First up, lets talk about one of my favorite plants, Sassafras albidum, or just sassafras. It's a small tree or shrub with three (three!) different leaf shapes, that being eye shaped, mitten shaped, and like those bed sheet ghosts trying to attack you. There'll typically be a combination of all three on a given plant, and that combination is a key identifier. Additionally, when rubbed between your fingers, the leaves will smell sweet and the roots smell like root beer. Color wise, the leaves range from light green for younger, smaller leaves to dark green for larger leaves. The roots used to flavor root beer, hence the name, and leaves can either be made into tea or dried and ground up into filé powder for gumbo. Here's a picture :)

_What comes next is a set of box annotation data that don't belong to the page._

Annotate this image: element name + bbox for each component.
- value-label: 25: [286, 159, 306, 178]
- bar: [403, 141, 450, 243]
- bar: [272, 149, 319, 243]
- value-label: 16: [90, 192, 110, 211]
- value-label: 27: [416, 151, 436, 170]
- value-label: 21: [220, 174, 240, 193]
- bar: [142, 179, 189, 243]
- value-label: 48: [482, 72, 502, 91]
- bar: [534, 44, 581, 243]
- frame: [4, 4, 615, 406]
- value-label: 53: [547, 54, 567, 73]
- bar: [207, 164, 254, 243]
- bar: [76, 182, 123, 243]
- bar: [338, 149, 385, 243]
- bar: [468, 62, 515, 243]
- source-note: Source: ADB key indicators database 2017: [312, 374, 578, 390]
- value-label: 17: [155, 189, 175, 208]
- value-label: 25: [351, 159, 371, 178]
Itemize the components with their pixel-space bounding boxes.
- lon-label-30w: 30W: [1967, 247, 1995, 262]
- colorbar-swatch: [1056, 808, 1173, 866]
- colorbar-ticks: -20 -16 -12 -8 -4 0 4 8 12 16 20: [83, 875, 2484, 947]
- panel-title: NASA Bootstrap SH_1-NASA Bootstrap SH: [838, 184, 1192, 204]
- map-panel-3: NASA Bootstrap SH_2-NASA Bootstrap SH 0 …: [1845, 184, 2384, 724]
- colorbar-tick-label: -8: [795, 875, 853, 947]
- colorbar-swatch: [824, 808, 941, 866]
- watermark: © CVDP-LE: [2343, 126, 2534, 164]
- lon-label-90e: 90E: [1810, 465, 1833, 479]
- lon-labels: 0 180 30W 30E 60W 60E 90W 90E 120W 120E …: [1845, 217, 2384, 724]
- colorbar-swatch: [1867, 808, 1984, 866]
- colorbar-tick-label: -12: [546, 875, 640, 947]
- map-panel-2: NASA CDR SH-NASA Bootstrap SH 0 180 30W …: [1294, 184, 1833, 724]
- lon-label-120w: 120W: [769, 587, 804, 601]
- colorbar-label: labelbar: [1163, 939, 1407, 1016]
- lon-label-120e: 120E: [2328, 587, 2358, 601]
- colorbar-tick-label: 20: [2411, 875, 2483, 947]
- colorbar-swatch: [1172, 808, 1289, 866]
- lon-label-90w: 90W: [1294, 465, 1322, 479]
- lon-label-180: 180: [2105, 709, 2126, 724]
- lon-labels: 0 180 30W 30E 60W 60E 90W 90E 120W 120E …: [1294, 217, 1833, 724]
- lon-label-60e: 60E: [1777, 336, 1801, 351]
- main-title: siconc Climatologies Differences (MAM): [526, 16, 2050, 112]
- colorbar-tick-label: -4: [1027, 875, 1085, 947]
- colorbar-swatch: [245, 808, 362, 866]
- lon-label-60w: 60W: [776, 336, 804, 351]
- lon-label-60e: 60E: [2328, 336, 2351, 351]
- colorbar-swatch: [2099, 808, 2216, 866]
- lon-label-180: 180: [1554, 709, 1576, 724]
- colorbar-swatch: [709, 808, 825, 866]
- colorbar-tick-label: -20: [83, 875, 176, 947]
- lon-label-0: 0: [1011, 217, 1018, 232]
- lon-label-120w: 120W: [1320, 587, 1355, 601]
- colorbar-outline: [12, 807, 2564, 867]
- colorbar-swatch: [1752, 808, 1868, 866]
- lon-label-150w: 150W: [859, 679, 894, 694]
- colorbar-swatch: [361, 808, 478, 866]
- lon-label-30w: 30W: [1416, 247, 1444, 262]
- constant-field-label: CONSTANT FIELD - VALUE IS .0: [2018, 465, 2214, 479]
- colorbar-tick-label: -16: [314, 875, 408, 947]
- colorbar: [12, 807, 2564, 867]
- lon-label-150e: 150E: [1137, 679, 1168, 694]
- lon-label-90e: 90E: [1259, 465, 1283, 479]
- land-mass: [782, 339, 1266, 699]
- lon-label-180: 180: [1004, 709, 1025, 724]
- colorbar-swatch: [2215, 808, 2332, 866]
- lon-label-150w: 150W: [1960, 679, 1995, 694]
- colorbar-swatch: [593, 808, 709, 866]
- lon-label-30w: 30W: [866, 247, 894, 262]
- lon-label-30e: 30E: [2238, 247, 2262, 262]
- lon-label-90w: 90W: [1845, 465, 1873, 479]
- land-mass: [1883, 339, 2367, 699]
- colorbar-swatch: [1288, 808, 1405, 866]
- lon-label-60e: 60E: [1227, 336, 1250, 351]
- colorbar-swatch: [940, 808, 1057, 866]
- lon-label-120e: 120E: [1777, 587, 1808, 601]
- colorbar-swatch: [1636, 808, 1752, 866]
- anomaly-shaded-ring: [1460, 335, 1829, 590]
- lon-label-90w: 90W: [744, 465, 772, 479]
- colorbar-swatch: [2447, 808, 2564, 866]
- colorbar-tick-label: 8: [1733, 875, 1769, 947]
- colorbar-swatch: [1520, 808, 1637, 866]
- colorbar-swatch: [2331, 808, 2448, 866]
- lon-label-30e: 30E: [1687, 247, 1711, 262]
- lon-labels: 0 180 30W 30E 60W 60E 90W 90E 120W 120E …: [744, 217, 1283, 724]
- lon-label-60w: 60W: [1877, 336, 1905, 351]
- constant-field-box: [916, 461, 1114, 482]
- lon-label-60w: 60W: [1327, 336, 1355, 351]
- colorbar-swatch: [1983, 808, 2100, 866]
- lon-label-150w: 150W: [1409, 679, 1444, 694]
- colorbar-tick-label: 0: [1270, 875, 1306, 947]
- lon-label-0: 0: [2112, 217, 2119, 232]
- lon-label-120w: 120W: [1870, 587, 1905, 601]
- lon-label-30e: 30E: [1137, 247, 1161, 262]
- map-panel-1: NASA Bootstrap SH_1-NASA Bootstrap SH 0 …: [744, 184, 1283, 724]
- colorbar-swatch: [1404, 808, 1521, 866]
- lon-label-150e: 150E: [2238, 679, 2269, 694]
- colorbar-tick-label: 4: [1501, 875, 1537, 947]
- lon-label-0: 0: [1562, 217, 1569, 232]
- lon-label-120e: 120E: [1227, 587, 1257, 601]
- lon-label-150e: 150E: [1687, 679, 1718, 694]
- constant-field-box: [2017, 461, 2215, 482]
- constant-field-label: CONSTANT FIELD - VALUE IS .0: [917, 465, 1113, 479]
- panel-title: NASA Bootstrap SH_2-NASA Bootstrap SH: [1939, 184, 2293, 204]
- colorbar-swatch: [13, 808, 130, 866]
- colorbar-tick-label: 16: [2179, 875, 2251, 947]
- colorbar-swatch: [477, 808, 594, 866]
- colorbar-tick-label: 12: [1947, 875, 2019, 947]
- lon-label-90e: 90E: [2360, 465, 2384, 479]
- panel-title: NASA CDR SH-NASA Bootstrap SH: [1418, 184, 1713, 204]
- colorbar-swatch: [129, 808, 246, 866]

A picture of sassafrass :)

Next up is good ol' Achillea millefolium, or common yarrow. Millefolium means "thousand leaves," a reference to its feathery leaves, and Achillea references Achilles, who supposedly used the leaves to help stop bleeding wounds, which is its main use outside of being pretty. Be warned, yarrow has two main lookalikes, Queen Anne's Lace (Daucus carota) and Poison Hemlock (Conium maculatum). Poison hemlock is highly poisonous, so be warned! Please do further research into them, as I'm prone to forgetting the differences between them as someone who isn't experienced by any means.